Но ничего этого не происходит, само собой. Да и не могло произойти, покуда я являюсь тем, что я есть.
«И что же вы есть?» — спрашиваете вы меня.
Панцирь, скрывающий пустоту, — вот что я такое, доктор Роуз. Нет, даже не панцирь. Без музыки я вообще ничто.
Либби не понимает этого, потому что она не понимает главного: до Уигмор-холла я был музыкой, возникающей под моим смычком. Я был всего лишь продолжением инструмента, а инструмент — это всего лишь форма моего бытия.

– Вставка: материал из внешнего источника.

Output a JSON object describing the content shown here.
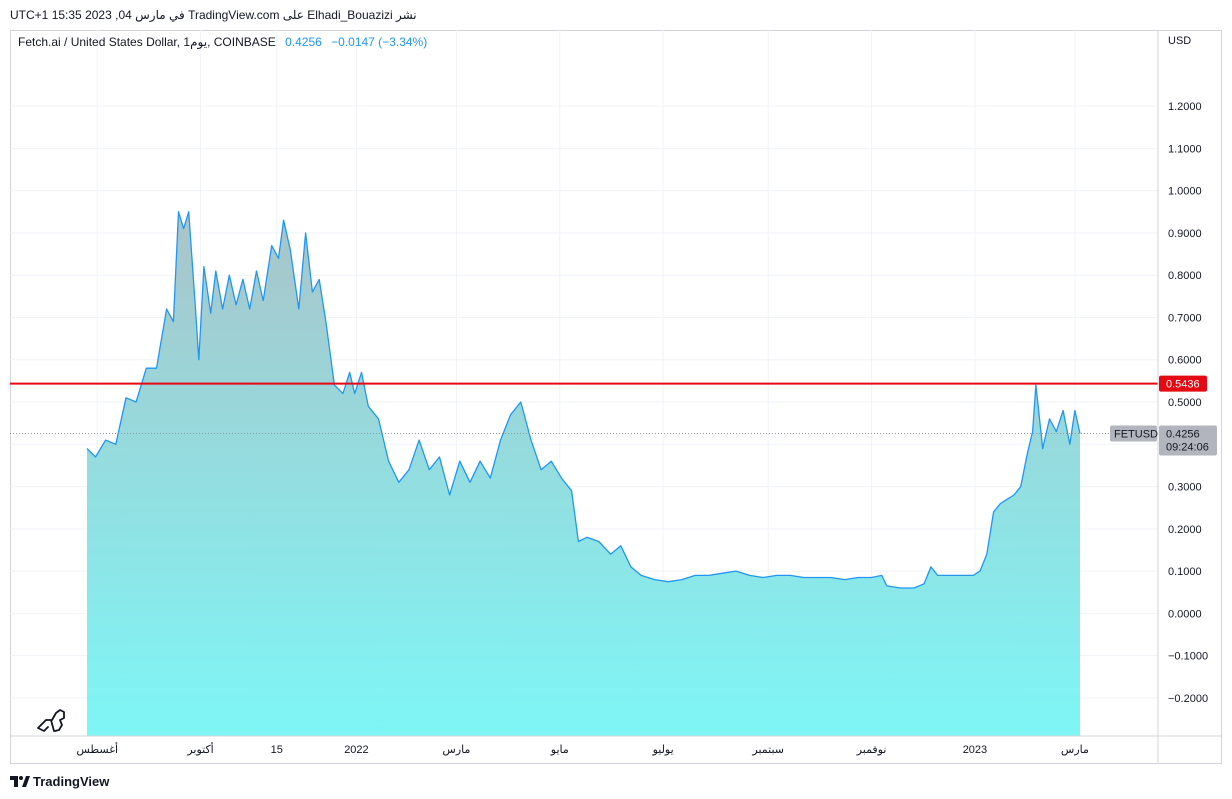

Сначала вы ничего не говорите на эти мои слова, доктор Роуз. Вы не сводите с меня глаз — иногда я поражаюсь вашему умению удерживать взгляд на человеке, который даже не присутствует в одном с вами помещении, — и выглядите задумчивой. Но в ваших глазах есть что-то еще. Жалость? Непонимание? Сомнение? Раздражение?
Вы сидите неподвижно в своем вдовьем наряде. Вы смотрите на меня поверх чашки с чаем. «Что вы кричали в своем сне? — говорите вы. — Когда Либби вас разбудила, что вы кричали, Гидеон?»
Мама.
Но вы, наверное, и сами это знали.
10 октября
Теперь, после посещения новостной библиотеки, я могу представить себе мать. Перед тем как отбросить от себя газету, я мельком увидел ее снимок на соседней с фотографией Сони странице. Я понял, что это моя мать, потому что она опиралась на руку моего отца, потому что оба они стояли на ступеньках здания суда, потому что заголовок над ними провозглашал четырехдюймовыми буквами: «Правосудия для Сони!»